Un nudo frío y horrible empezó a formarse en mi estómago. Así de sencillo. Tan sencillo que un decorador desquiciado podía descubrir quién y qué era yo. Yo había sido demasiado listo durante demasiado tiempo, y me había acostumbrado a ser el único tigre de la jungla. Pero había olvidado que, cuando sólo hay un tigre, es muy fácil para el cazador seguir su rastro.

Y lo había hecho. Me había seguido hasta mi guarida y tomado fotos de Dexter jugando, y ése era el resultado.

Mi dedo se movió casi sin querer sobre el ratón, y volví a ver el vídeo.

Seguía siendo yo. En el vídeo. Era yo.

Respiré hondo y dejé que el oxígeno obrara su magia en mis procesos mentales, o lo que quedaba de ellos. Tenía un problema, no cabía duda, pero como todos los demás problemas tendría una solución. Hora de aplicar la lógica, de aplicar toda la potencia del frío bioordenador de Dexter al problema. ¿Qué quería este tipo? ¿Por qué había hecho eso? Era obvio que estaba deseoso de provocar en mí alguna reacción, pero ¿cuál? Lo más evidente era que deseaba vengarse. Yo había matado a su amigo, ¿compañero? ¿Amante? Daba igual. Quería que supiera que él sabía lo que yo había hecho, y…

Y me había enviado el clip, no a alguien que, en teoría, habría hecho algo al respecto, como el detective Coulter. Lo cual significaba que era un desafío personal, algo que no deseaba hacer público, al menos de momento.

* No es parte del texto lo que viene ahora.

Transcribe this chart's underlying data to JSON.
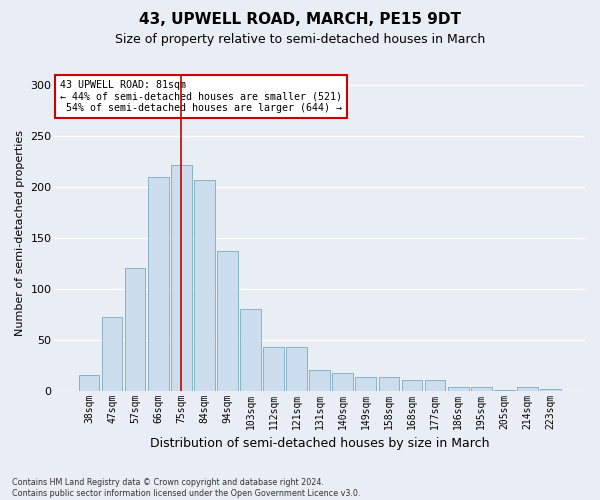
{
  "title": "43, UPWELL ROAD, MARCH, PE15 9DT",
  "subtitle": "Size of property relative to semi-detached houses in March",
  "xlabel": "Distribution of semi-detached houses by size in March",
  "ylabel": "Number of semi-detached properties",
  "categories": [
    "38sqm",
    "47sqm",
    "57sqm",
    "66sqm",
    "75sqm",
    "84sqm",
    "94sqm",
    "103sqm",
    "112sqm",
    "121sqm",
    "131sqm",
    "140sqm",
    "149sqm",
    "158sqm",
    "168sqm",
    "177sqm",
    "186sqm",
    "195sqm",
    "205sqm",
    "214sqm",
    "223sqm"
  ],
  "values": [
    15,
    72,
    120,
    210,
    222,
    207,
    137,
    80,
    43,
    43,
    20,
    17,
    13,
    13,
    10,
    10,
    4,
    4,
    1,
    4,
    2
  ],
  "bar_color": "#ccdded",
  "bar_edge_color": "#7aaabf",
  "vline_index": 4.5,
  "vline_color": "#cc0000",
  "annotation_line1": "43 UPWELL ROAD: 81sqm",
  "annotation_line2": "← 44% of semi-detached houses are smaller (521)",
  "annotation_line3": " 54% of semi-detached houses are larger (644) →",
  "annotation_box_color": "#ffffff",
  "annotation_box_edge": "#cc0000",
  "footer_text": "Contains HM Land Registry data © Crown copyright and database right 2024.\nContains public sector information licensed under the Open Government Licence v3.0.",
  "ylim": [
    0,
    310
  ],
  "yticks": [
    0,
    50,
    100,
    150,
    200,
    250,
    300
  ],
  "bg_color": "#e8eef4",
  "plot_bg_color": "#e8eef4",
  "grid_color": "#ffffff",
  "title_fontsize": 11,
  "subtitle_fontsize": 9,
  "tick_fontsize": 7,
  "ylabel_fontsize": 8,
  "xlabel_fontsize": 9
}
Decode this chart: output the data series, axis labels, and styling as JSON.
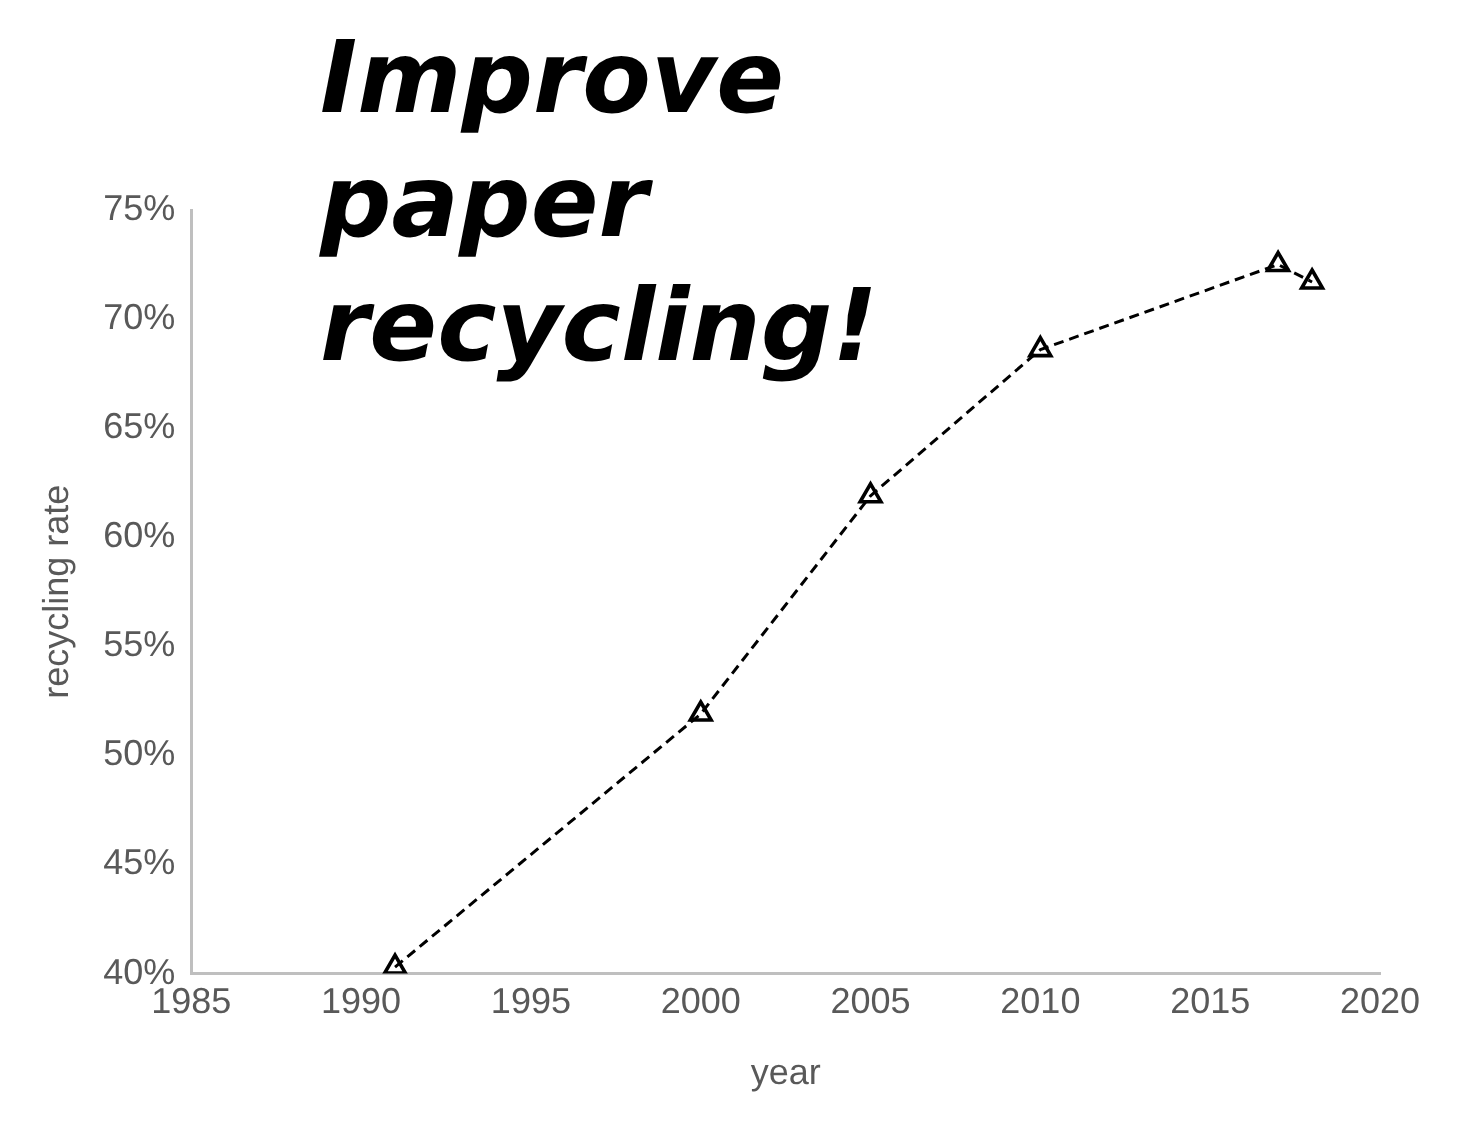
{
  "chart_data": {
    "type": "line",
    "title": "Improve paper recycling!",
    "xlabel": "year",
    "ylabel": "recycling rate",
    "x": [
      1991,
      2000,
      2005,
      2010,
      2017,
      2018
    ],
    "series": [
      {
        "color": "#000000",
        "values": [
          40.3,
          51.9,
          61.9,
          68.6,
          72.5,
          71.7
        ]
      }
    ],
    "xlim": [
      1985,
      2020
    ],
    "xticks": [
      1985,
      1990,
      1995,
      2000,
      2005,
      2010,
      2015,
      2020
    ],
    "ylim": [
      40,
      75
    ],
    "yticks": [
      {
        "value": 40,
        "label": "40%"
      },
      {
        "value": 45,
        "label": "45%"
      },
      {
        "value": 50,
        "label": "50%"
      },
      {
        "value": 55,
        "label": "55%"
      },
      {
        "value": 60,
        "label": "60%"
      },
      {
        "value": 65,
        "label": "65%"
      },
      {
        "value": 70,
        "label": "70%"
      },
      {
        "value": 75,
        "label": "75%"
      }
    ],
    "grid": false,
    "legend": false,
    "marker": "triangle",
    "line_style": "dashed"
  }
}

Salvo que ya era de dominio público. Estaba en YouTube, y sólo era cuestión de tiempo que alguien más topara con el clip y lo viera. Y eso significaba que existía un elemento tiempo. ¿Qué me estaba comunicando? ¿Encuéntrame antes de que ellos te encuentren?

De momento, estupendo. Pero después, ¿qué? ¿Un duelo estilo Salvaje Oeste, con sierras eléctricas a diez pasos de distancia? ¿O la idea consistía únicamente en torturarme, acosarme hasta que cometiera una equivocación, o hasta que se aburriera y enviara el reportaje a los telediarios nocturnos?

Era suficiente para crear, como mínimo, una idea de pánico en un ser inferior. Pero Dexter está hecho de un material más resistente. Quería que intentara encontrarle, pero ignoraba que tenía matrícula de honor en encontrar. Si yo era la mitad de bueno de lo que, con toda modestia, permitidme admitir que soy, le encontraría mucho más deprisa de lo que él sospechaba. Bien: si Weiss quería jugar, jugaría.

Pero íbamos a jugar siguiendo las reglas de Dexter, no las suyas.